= Nix (gene) =

Nix is a pro-apoptotic gene that is regulated by Histotoxic hypoxia. It expresses a signaling protein related to the BH3-only family. This protein induces autophagy, an intracellular function by which cytoplasmic components are delivered to the lysosome to be broken down and used elsewhere or excreted from the cell. This protein is important in development because it allows cells to have a consistent store of cellular components. It also holds an important role in the differentiation and maturation of erythrocytes and lymphocytes by the process of mitophagy with the help of its regulator BNIP3. Using a gene knockout technique in mice, scientists have been able to attribute this pruning of mitochondria and induction of cellular necrosis to the expression of the Nix gene. The Nix protein may be associated with certain kinds of cancer formation. In mouse models, loss of Nix resulted in a delayed onset of tumors for pancreatic cancer, and was additionally associated with reduced mitophagy and increased oxidative metabolism. Nix therefore may be a tumor promoter for pancreatic cancer.

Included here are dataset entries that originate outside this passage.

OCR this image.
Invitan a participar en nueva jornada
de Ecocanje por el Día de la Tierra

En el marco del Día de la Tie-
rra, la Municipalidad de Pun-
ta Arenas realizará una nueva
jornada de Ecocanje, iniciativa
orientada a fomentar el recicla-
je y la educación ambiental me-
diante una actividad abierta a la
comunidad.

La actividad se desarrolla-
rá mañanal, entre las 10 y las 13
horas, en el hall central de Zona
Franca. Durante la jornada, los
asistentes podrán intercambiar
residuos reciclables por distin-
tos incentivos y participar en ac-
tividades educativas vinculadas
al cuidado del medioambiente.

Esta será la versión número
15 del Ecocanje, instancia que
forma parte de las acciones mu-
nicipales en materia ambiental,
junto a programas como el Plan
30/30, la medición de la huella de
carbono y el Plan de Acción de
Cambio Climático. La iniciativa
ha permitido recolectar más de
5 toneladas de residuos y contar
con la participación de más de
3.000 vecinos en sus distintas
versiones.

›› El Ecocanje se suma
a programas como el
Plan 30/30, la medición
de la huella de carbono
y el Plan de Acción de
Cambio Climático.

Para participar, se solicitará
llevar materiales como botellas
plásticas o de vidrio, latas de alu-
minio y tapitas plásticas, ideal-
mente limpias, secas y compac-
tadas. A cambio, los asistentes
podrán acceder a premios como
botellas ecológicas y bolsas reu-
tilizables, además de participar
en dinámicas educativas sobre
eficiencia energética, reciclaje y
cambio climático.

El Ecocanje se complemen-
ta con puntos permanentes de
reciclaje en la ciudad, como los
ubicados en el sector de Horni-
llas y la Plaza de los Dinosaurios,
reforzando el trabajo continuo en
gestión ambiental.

Not only does it hold a role in the differentiation of these immune and oxygen-carrying cells, but it also affects the development and maintenance of heart tissue. It has been found to be a cause of pathologic hypertrophy and cardiomyocyte apoptosis involved in congenital heart disease. The effects of Nix are amplified in the neonatal heart compared to the adult heart. Overexpression of Nix in the fetal mouse has been found to cause severe growth retardation and massive cardiomyocyte apoptosis often followed by lethality. These early interactions between the fetal heart and Nix expression are thought to have a role in the development of adult heart disease.